Behrouz, a resident of Orumiyeh, presented himself to the office of the intelligence ministry in Orumiyeh in late 2018 after receiving a letter of safe conduct and returning from the Kurdistan Region of Iraq.

The Kurdish political prisoner was released after 14 days of interrogation.

On 17 February 2019, three months after his release, the Intelligence Protection Organisation of the IRGC arrested Behrouz on charges of “killing a member of the IRGC”.

They severely tortured him, both physically and mentally, under interrogation for a year and 18 days in the IRGC’s al-Mahdi base in Orumiyeh to obtain forced confessions.

In a session that lasted no more than several minutes, Branch 2 of the Islamic Revolutionary Court of Orumiyeh sentenced the Kurdish political prisoner to five years in prison on charges of “acting against national security” through “membership in the Democratic Party of Iranian Kurdistan (KDPI)”.

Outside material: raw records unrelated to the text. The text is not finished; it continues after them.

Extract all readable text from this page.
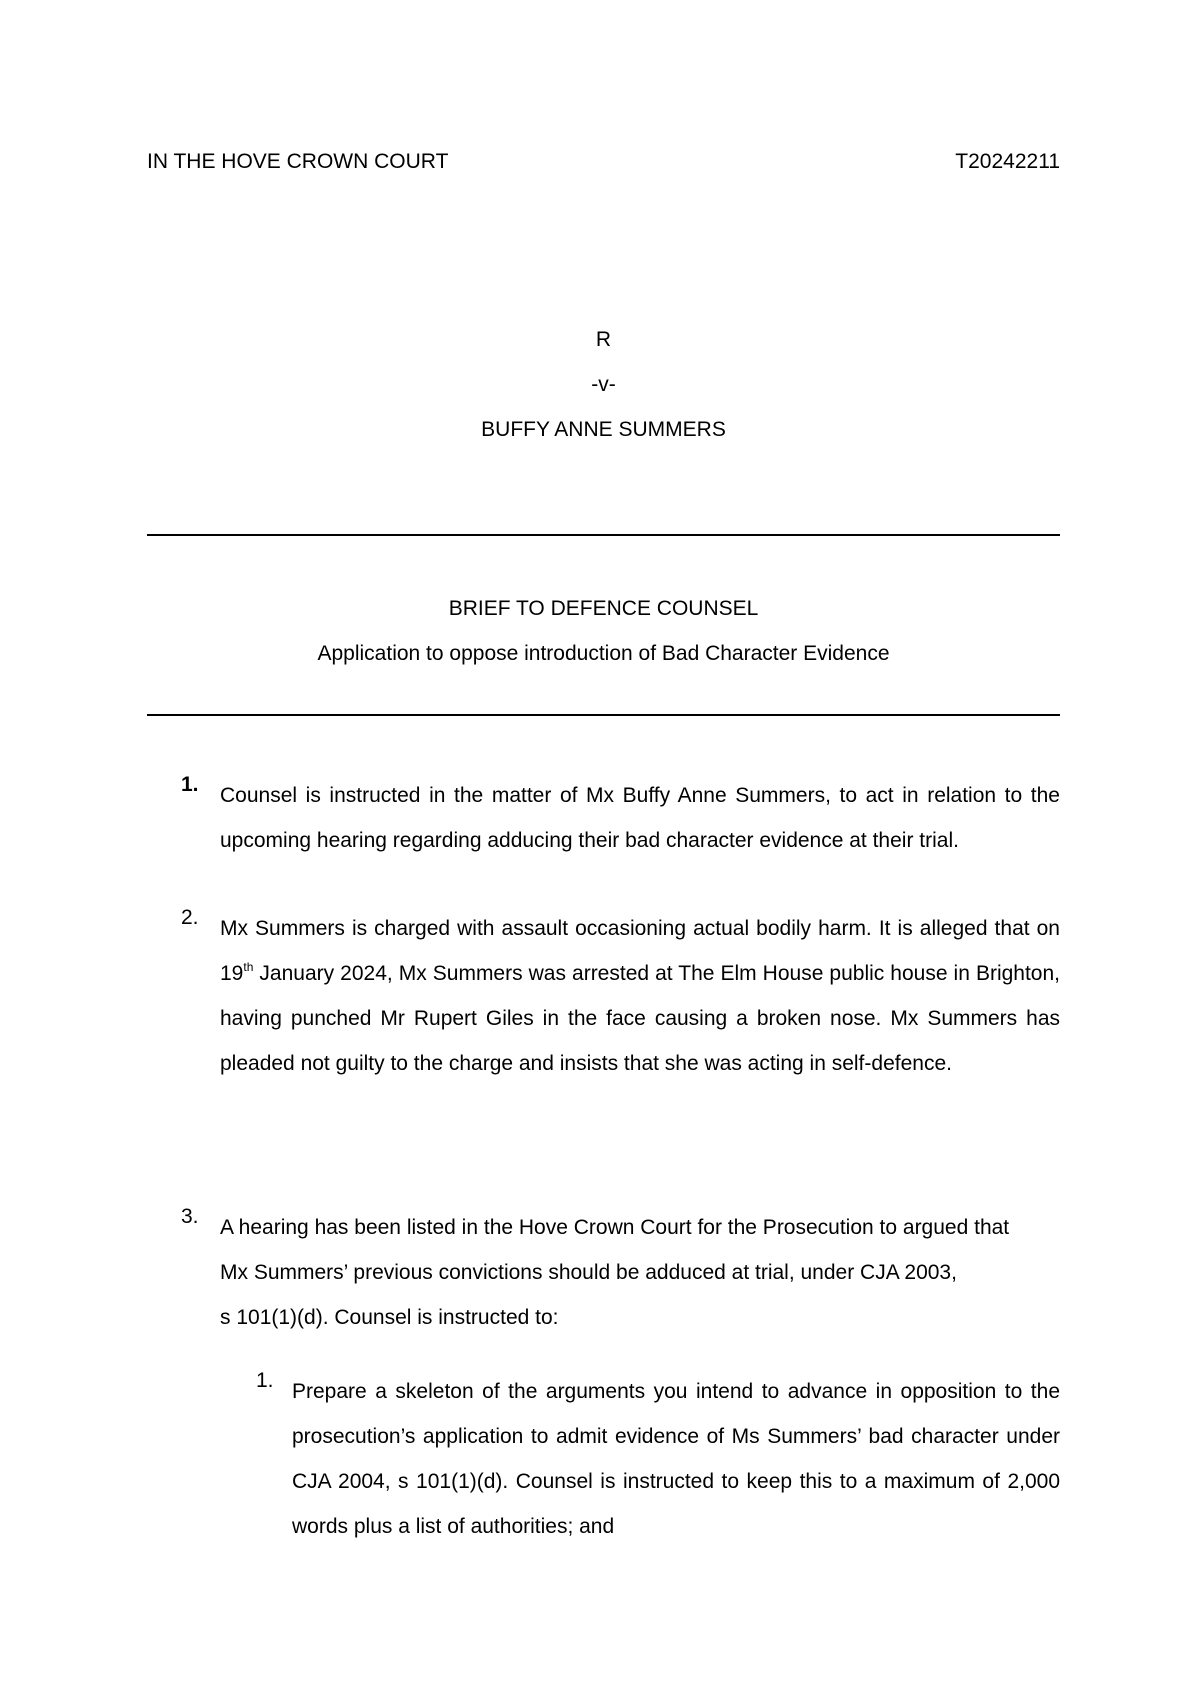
IN THE HOVE CROWN COURT	T20242211
R
-v-
BUFFY ANNE SUMMERS
BRIEF TO DEFENCE COUNSEL
Application to oppose introduction of Bad Character Evidence
1.	Counsel is instructed in the matter of Mx Buffy Anne Summers, to act in relation to the upcoming hearing regarding adducing their bad character evidence at their trial.
2.	Mx Summers is charged with assault occasioning actual bodily harm. It is alleged that on 19th January 2024, Mx Summers was arrested at The Elm House public house in Brighton, having punched Mr Rupert Giles in the face causing a broken nose. Mx Summers has pleaded not guilty to the charge and insists that she was acting in self-defence.
3.	A hearing has been listed in the Hove Crown Court for the Prosecution to argued that
Mx Summers’ previous convictions should be adduced at trial, under CJA 2003,
s 101(1)(d). Counsel is instructed to:
1. Prepare a skeleton of the arguments you intend to advance in opposition to the prosecution’s application to admit evidence of Ms Summers’ bad character under CJA 2004, s 101(1)(d). Counsel is instructed to keep this to a maximum of 2,000 words plus a list of authorities; and
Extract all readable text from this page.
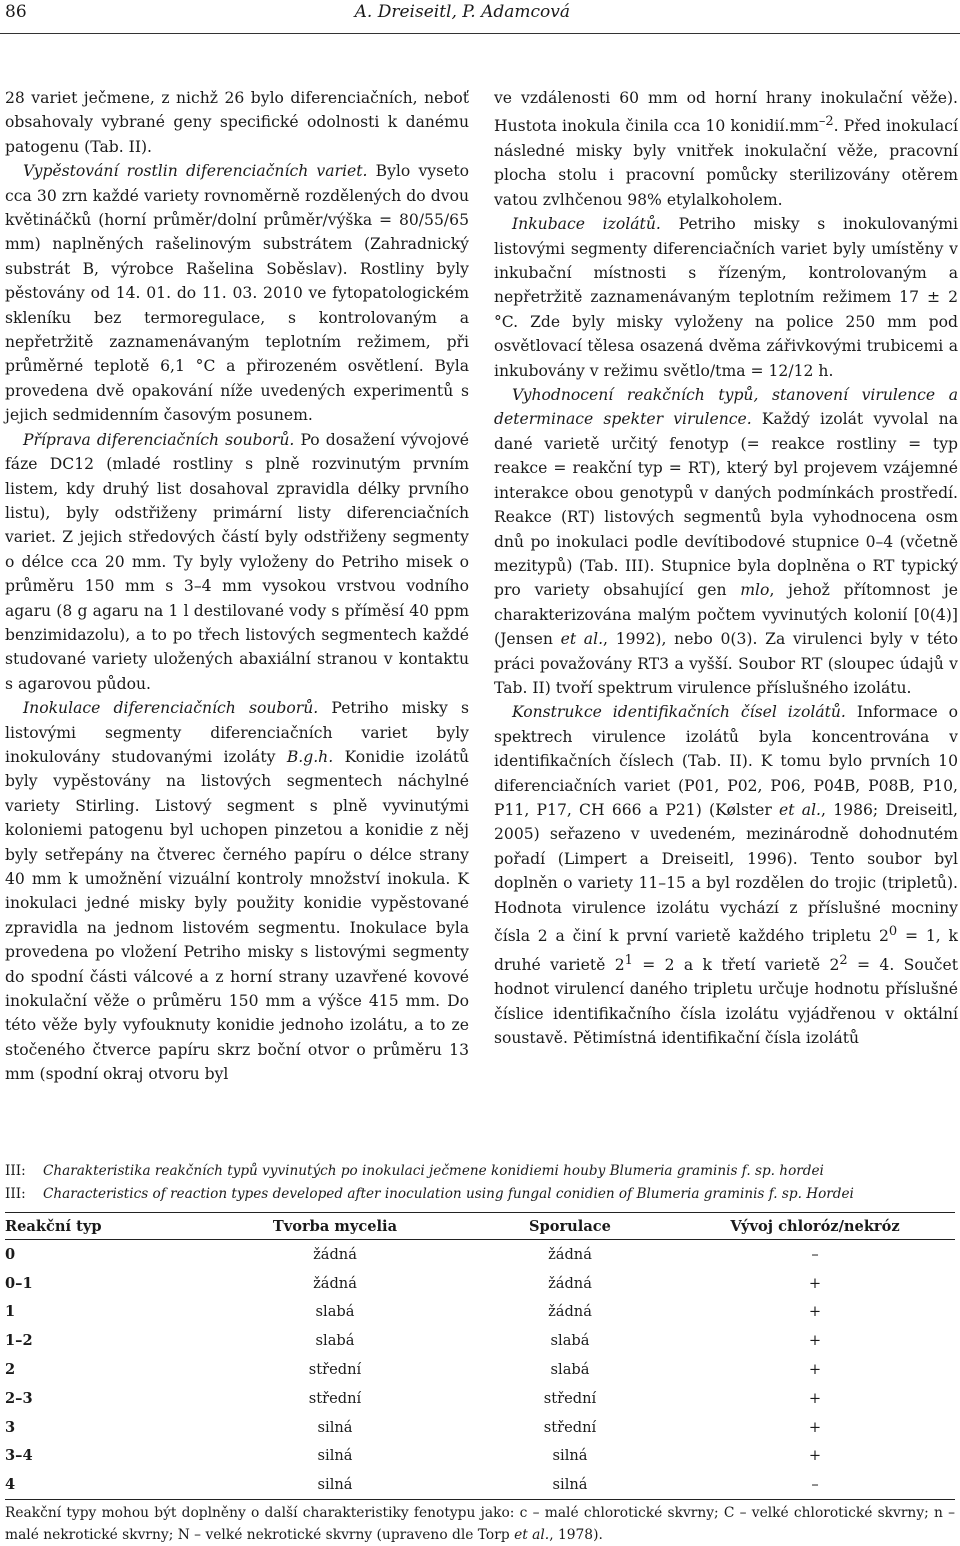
86	A. Dreiseitl, P. Adamcová

28 variet ječmene, z nichž 26 bylo diferenciačních, neboť obsahovaly vybrané geny specifické odolnosti k danému patogenu (Tab. II).

Vypěstování rostlin diferenciačních variet. Bylo vyseto cca 30 zrn každé variety rovnoměrně rozdělených do dvou květináčků (horní průměr/dolní průměr/výška = 80/55/65 mm) naplněných rašelinovým substrátem (Zahradnický substrát B, výrobce Rašelina Soběslav). Rostliny byly pěstovány od 14. 01. do 11. 03. 2010 ve fytopatologickém skleníku bez termoregulace, s kontrolovaným a nepřetržitě zaznamenávaným teplotním režimem, při průměrné teplotě 6,1 °C a přirozeném osvětlení. Byla provedena dvě opakování níže uvedených experimentů s jejich sedmidenním časovým posunem.

Příprava diferenciačních souborů. Po dosažení vývojové fáze DC12 (mladé rostliny s plně rozvinutým prvním listem, kdy druhý list dosahoval zpravidla délky prvního listu), byly odstřiženy primární listy diferenciačních variet. Z jejich středových částí byly odstřiženy segmenty o délce cca 20 mm. Ty byly vyloženy do Petriho misek o průměru 150 mm s 3–4 mm vysokou vrstvou vodního agaru (8 g agaru na 1 l destilované vody s příměsí 40 ppm benzimidazolu), a to po třech listových segmentech každé studované variety uložených abaxiální stranou v kontaktu s agarovou půdou.

Inokulace diferenciačních souborů. Petriho misky s listovými segmenty diferenciačních variet byly inokulovány studovanými izoláty B.g.h. Konidie izolátů byly vypěstovány na listových segmentech náchylné variety Stirling. Listový segment s plně vyvinutými koloniemi patogenu byl uchopen pinzetou a konidie z něj byly setřepány na čtverec černého papíru o délce strany 40 mm k umožnění vizuální kontroly množství inokula. K inokulaci jedné misky byly použity konidie vypěstované zpravidla na jednom listovém segmentu. Inokulace byla provedena po vložení Petriho misky s listovými segmenty do spodní části válcové a z horní strany uzavřené kovové inokulační věže o průměru 150 mm a výšce 415 mm. Do této věže byly vyfouknuty konidie jednoho izolátu, a to ze stočeného čtverce papíru skrz boční otvor o průměru 13 mm (spodní okraj otvoru byl

ve vzdálenosti 60 mm od horní hrany inokulační věže). Hustota inokula činila cca 10 $konidií.mm^{-2}$. Před inokulací následné misky byly vnitřek inokulační věže, pracovní plocha stolu i pracovní pomůcky sterilizovány otěrem vatou zvlhčenou 98% etylalkoholem.

Inkubace izolátů. Petriho misky s inokulovanými listovými segmenty diferenciačních variet byly umístěny v inkubační místnosti s řízeným, kontrolovaným a nepřetržitě zaznamenávaným teplotním režimem 17 ± 2 °C. Zde byly misky vyloženy na police 250 mm pod osvětlovací tělesa osazená dvěma zářivkovými trubicemi a inkubovány v režimu světlo/tma = 12/12 h.

Vyhodnocení reakčních typů, stanovení virulence a determinace spekter virulence. Každý izolát vyvolal na dané varietě určitý fenotyp (= reakce rostliny = typ reakce = reakční typ = RT), který byl projevem vzájemné interakce obou genotypů v daných podmínkách prostředí. Reakce (RT) listových segmentů byla vyhodnocena osm dnů po inokulaci podle devítibodové stupnice 0–4 (včetně mezitypů) (Tab. III). Stupnice byla doplněna o RT typický pro variety obsahující gen mlo, jehož přítomnost je charakterizována malým počtem vyvinutých kolonií [0(4)] (Jensen et al., 1992), nebo 0(3). Za virulenci byly v této práci považovány RT3 a vyšší. Soubor RT (sloupec údajů v Tab. II) tvoří spektrum virulence příslušného izolátu.

Konstrukce identifikačních čísel izolátů. Informace o spektrech virulence izolátů byla koncentrována v identifikačních číslech (Tab. II). K tomu bylo prvních 10 diferenciačních variet (P01, P02, P06, P04B, P08B, P10, P11, P17, CH 666 a P21) (Kølster et al., 1986; Dreiseitl, 2005) seřazeno v uvedeném, mezinárodně dohodnutém pořadí (Limpert a Dreiseitl, 1996). Tento soubor byl doplněn o variety 11–15 a byl rozdělen do trojic (tripletů). Hodnota virulence izolátu vychází z příslušné mocniny čísla 2 a činí k první varietě každého tripletu $2^0 = 1$, k druhé varietě $2^1 = 2$ a k třetí varietě $2^2 = 4$. Součet hodnot virulencí daného tripletu určuje hodnotu příslušné číslice identifikačního čísla izolátu vyjádřenou v oktální soustavě. Pětimístná identifikační čísla izolátů

III:	Charakteristika reakčních typů vyvinutých po inokulaci ječmene konidiemi houby Blumeria graminis f. sp. hordei
III:	Characteristics of reaction types developed after inoculation using fungal conidien of Blumeria graminis f. sp. Hordei
Reakční typ	Tvorba mycelia	Sporulace	Vývoj chloróz/nekróz
0	žádná	žádná	–
0–1	žádná	žádná	+
1	slabá	žádná	+
1–2	slabá	slabá	+
2	střední	slabá	+
2–3	střední	střední	+
3	silná	střední	+
3–4	silná	silná	+
4	silná	silná	–
Reakční typy mohou být doplněny o další charakteristiky fenotypu jako: c – malé chlorotické skvrny; C – velké chlorotické skvrny; n – malé nekrotické skvrny; N – velké nekrotické skvrny (upraveno dle Torp et al., 1978).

The Intelligence Organisation of the IRGC accused Shaker Behrouz of “armed insurrection” (baghi) through “membership in the Komala Party of Iranian Kurdistan” and the “murder” of an IRGC member.

The political prisoner was sentenced to death on each of these charges in two separate cases.

However, in July, the Supreme Court overruled the verdict and referred the case to the Islamic Revolutionary Court of Orumiyeh for reconsideration.

In January, Shaker was sentenced to death in another case by Branch 1 of the Criminal Court of Orumiyeh on charges of “murdering a member of the IRGC”. This ruling was approved by Branch 31 of the Supreme Court based in Qom in October.

On 24 March, the IRGC arrested Nayeb Askari in Orumiyeh. He was taken to Orumiyeh Central Prison after three months in detention.

Reportedly, he lived in the Kurdistan Region of Iraq for the past several years.

In 2018, during his stay in the Kurdistan region, the Islamic Revolutionary Court of Orumiyeh sentenced him to the death penalty in absentia. It charged him with “enmity against God” (Moharebeh) through “membership in the Kurdistan Free Life Party (PJAK)”.

However, the status of this case is still unclear. During Askari’s detention in the Intelligence Organisation of the IRGC, security interrogators informed him that he would face a retrial.

Separately, in early August, a court sentenced Askari and two other Kurdish political prisoners, Keyhan Mokarram and Nayeb Hajizadeh, to 50 lashes and three months in prison.

The sentence came after the head of Orumiyeh Central Prison filed a complaint, accusing the prisoners of “disrupting the prison order” due to their involvement in a fight between several political prisoners and general crime prisoners.

The case was filed following the beating of a Kurdish political prisoner by general crime prisoners.